One of my friends was feeling ill after he finished a brutal exam last week. He complained about sharp pain in his chest when breathing and was rubbing his rib cage. He went to the information desk in the classroom building and asked them to call an ambulance to take him to the clinic.
The people behind the front desk freaked out. One employee made him sit down in a chair, and then another (who was not from Saudi Arabia) made him lay down on the floor to rest. Once my friend laid down on the floor though, the gentleman began to pump his chest.
(Note: preforming CPR on a fully conscious individual whose heart is beating is actually quite dangerous. Chest pumping in this situation can mess up the rhythm of a beating heart or crack ribs.)
Fortunately, the panicked gentleman was not pumping my friends's chest very deeply at all, just very very rapidly. My friend decided it was more trouble to resist than to just lay down and take it, so the frantic CPR continued.
By this time, the employees were making quite a scene. Some of the passers - by must have thought that my poor friend was on death's door when he was really perfectly calm and conscious. After a few more minutes of CPR, a security guard rushed over to help revive my cognizant friend. That's when things got ugly...
The security guard, seeing the other gentleman doing CPR on my friend, assumed that he must need some air as well, so he immediately began mouth to mouth respiration on my perfectly cognizant, respiring friend. My friend was shocked, to say the least, and began to struggle with the two grown men who were misguidedly trying to save his life.
Fortunately, the paramedics arrived quickly. They must have thought they had a death case to deal with because of the "emergency" aid my friend was unwillingly receiving, but when they peeled the two men off of him and asked for his name and ID number, my friend responded calmly and clearly.
The doctors checked him out and said that the pain was due to muscle cramps, probably because of stress from the test. After taking some muscle relaxers, he left.

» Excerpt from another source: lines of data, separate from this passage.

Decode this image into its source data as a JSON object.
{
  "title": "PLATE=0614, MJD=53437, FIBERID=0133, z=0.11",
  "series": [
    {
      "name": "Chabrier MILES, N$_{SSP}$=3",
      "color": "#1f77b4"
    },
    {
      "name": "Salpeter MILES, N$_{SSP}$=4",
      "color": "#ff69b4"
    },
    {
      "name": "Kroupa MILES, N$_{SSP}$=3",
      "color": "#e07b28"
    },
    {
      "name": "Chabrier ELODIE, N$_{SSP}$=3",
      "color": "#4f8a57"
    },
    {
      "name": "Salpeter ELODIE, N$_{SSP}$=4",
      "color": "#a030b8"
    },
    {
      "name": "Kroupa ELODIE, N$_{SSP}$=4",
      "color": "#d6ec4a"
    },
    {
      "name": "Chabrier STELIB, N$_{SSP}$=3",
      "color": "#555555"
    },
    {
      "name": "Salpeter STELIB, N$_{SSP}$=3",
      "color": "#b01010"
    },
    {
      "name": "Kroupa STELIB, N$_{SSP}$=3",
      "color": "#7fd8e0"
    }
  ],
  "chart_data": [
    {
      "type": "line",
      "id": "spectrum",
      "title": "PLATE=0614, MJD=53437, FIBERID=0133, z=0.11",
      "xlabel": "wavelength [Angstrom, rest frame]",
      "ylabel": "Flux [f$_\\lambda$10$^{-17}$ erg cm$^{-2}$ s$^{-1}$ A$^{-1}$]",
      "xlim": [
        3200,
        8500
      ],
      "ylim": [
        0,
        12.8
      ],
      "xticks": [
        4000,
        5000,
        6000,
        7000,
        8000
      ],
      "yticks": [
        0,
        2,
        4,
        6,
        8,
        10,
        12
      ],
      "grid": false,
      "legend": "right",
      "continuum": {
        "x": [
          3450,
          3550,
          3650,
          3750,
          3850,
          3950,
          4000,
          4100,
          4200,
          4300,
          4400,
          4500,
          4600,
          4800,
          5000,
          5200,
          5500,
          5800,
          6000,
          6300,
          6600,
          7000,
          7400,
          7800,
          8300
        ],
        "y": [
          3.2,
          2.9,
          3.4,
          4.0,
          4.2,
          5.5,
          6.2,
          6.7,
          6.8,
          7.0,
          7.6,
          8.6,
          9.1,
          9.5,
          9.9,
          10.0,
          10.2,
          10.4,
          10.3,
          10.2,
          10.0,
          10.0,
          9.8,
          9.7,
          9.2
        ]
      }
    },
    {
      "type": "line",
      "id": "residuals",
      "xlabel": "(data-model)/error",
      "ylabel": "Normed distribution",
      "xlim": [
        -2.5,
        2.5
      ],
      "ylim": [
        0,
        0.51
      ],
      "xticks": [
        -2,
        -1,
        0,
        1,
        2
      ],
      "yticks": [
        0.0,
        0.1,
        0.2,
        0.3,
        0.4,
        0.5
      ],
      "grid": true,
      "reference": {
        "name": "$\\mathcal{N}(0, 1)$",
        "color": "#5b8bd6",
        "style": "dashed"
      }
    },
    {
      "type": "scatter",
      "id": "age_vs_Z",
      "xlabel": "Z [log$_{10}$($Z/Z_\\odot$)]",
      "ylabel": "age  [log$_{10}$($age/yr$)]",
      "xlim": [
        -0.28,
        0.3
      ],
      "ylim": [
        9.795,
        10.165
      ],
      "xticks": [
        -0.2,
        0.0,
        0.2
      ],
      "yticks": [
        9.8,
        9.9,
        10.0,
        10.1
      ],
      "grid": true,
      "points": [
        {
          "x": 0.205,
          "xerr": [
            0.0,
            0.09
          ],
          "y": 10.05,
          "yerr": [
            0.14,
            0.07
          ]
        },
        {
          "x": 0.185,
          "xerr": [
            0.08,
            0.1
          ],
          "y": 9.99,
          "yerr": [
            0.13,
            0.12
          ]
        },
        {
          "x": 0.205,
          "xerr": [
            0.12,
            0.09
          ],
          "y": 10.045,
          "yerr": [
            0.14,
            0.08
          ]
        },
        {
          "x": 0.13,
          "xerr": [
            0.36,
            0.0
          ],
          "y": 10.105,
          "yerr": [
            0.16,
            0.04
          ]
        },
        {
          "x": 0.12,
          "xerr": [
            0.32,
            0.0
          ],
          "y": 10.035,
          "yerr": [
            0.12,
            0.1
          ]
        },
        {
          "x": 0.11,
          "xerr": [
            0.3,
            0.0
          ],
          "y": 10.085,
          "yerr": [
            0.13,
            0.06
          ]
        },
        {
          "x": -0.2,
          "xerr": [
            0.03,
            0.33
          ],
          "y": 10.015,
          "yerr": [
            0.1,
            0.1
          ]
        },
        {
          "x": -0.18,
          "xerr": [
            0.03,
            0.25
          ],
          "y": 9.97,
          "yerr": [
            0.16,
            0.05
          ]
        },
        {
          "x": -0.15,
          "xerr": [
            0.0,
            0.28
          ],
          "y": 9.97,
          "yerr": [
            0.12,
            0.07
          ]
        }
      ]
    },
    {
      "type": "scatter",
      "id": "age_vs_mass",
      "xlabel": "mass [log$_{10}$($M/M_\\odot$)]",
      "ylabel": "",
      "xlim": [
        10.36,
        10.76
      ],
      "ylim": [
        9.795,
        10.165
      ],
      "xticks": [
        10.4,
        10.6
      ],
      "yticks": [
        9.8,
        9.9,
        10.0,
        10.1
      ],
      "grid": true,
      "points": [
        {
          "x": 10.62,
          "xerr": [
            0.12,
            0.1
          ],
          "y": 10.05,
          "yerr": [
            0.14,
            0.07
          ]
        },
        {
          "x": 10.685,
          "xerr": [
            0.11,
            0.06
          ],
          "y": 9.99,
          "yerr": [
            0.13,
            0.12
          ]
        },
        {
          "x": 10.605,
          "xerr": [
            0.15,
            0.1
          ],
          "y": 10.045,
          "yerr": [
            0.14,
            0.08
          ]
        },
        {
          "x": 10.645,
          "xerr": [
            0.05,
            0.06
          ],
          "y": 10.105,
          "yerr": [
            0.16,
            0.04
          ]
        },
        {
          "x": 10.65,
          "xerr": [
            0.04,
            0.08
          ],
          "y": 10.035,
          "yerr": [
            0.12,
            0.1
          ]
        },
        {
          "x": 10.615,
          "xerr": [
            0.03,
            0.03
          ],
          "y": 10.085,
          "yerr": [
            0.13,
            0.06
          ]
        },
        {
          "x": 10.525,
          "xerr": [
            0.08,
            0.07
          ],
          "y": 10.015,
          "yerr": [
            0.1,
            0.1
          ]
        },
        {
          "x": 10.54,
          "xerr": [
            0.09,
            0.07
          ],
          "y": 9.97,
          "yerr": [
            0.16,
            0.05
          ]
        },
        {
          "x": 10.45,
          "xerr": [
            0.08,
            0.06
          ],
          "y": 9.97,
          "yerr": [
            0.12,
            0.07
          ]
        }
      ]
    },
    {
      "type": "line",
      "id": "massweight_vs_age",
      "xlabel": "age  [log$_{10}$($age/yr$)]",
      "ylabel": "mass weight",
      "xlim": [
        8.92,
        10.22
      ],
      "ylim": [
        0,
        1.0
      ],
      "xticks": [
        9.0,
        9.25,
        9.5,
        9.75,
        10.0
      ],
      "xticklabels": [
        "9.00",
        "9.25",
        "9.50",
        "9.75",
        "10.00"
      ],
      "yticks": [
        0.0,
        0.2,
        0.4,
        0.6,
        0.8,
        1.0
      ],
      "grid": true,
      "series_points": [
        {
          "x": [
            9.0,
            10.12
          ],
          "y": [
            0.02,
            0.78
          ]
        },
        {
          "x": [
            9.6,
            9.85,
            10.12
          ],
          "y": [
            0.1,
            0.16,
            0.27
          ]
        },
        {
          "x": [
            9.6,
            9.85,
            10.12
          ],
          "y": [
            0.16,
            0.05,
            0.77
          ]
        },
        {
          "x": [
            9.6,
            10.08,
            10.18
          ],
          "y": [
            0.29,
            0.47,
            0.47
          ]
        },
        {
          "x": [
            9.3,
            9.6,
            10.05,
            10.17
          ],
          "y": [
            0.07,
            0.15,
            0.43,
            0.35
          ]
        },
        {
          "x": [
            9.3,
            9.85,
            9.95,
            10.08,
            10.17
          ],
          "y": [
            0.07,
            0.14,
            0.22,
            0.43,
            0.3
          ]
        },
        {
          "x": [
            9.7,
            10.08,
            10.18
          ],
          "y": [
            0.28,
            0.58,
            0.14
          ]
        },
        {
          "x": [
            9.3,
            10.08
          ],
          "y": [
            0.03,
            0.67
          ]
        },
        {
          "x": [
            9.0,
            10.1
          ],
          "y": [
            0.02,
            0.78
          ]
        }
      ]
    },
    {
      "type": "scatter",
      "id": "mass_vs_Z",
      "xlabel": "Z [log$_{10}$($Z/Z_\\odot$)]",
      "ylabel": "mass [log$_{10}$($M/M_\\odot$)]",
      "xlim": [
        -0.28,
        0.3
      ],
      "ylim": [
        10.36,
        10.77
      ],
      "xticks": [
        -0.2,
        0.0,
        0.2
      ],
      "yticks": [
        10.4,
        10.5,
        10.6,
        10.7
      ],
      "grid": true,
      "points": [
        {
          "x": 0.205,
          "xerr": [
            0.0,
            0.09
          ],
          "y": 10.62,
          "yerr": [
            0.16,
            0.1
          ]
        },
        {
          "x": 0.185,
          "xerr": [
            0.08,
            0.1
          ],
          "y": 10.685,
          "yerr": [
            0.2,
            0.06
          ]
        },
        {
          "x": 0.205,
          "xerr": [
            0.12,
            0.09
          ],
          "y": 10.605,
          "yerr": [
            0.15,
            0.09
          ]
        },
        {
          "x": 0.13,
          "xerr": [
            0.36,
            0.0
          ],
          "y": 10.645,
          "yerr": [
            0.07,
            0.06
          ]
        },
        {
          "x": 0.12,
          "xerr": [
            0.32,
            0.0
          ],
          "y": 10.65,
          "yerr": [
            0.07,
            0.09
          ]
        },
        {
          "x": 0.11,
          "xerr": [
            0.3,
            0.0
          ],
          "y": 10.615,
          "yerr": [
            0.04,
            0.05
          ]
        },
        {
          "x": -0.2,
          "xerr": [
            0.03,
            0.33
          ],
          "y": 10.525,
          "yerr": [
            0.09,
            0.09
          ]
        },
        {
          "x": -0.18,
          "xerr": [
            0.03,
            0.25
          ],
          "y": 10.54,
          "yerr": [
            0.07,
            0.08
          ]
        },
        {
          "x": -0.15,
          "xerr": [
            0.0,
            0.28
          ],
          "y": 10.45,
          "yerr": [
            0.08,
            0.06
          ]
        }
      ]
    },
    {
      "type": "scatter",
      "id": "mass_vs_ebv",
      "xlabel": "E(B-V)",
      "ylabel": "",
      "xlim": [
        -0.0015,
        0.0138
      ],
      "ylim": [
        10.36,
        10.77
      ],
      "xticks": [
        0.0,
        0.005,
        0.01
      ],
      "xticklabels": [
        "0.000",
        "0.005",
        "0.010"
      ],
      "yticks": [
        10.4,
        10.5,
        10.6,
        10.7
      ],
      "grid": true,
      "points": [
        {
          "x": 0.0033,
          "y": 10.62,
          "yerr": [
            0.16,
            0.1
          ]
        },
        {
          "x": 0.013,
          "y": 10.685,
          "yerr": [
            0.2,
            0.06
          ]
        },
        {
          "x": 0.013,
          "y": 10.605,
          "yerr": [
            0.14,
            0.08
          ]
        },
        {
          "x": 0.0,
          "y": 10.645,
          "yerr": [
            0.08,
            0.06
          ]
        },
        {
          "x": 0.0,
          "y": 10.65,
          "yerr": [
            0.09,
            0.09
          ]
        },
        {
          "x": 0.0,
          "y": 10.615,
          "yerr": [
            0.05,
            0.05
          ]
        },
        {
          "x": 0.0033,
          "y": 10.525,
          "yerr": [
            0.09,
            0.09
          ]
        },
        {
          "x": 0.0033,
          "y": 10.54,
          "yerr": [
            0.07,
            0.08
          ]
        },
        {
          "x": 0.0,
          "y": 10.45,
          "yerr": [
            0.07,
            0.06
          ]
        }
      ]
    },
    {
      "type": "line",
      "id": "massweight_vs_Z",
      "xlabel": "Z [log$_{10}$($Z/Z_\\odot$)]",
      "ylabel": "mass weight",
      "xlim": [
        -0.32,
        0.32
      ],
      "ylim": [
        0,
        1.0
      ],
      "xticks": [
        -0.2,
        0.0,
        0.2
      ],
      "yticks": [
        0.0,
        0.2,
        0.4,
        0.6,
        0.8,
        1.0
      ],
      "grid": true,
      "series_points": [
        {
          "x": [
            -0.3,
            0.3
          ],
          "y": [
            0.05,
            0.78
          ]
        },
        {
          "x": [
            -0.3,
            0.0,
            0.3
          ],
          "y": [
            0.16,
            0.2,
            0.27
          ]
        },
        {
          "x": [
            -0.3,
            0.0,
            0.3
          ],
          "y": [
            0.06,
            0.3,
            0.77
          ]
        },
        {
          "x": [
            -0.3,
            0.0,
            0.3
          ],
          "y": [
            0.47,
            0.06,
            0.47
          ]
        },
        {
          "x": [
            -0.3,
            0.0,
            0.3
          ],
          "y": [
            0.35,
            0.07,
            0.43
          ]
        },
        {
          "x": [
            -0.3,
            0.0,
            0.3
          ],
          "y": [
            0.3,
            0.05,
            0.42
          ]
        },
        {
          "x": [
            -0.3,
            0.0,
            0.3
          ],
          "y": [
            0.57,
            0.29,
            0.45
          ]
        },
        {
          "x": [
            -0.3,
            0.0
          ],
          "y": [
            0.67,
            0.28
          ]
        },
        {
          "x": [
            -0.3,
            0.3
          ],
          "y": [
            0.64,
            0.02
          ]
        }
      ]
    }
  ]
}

The worst part of the experience, my friend said, was the smell of cigarettes on the security guard's breath.
... ... ...
It is only fair to note that the trained medical staff has preformed very professionally in every emergency case I have heard of or witnessed. One of my friends had an acute allergic reaction to milk or egg products in some food he ate and had to stay overnight at the clinic, but he was feeling good enough to go to class the next morning. In another instance, one of my friends dislocated his knee playing sports and was rushed into the clinic less than ten minutes after the emergency call was made. The doctors straightened his leg, put it in a cast, and sent him home in less than two hours.
It's the untrained guys one has to watch out for!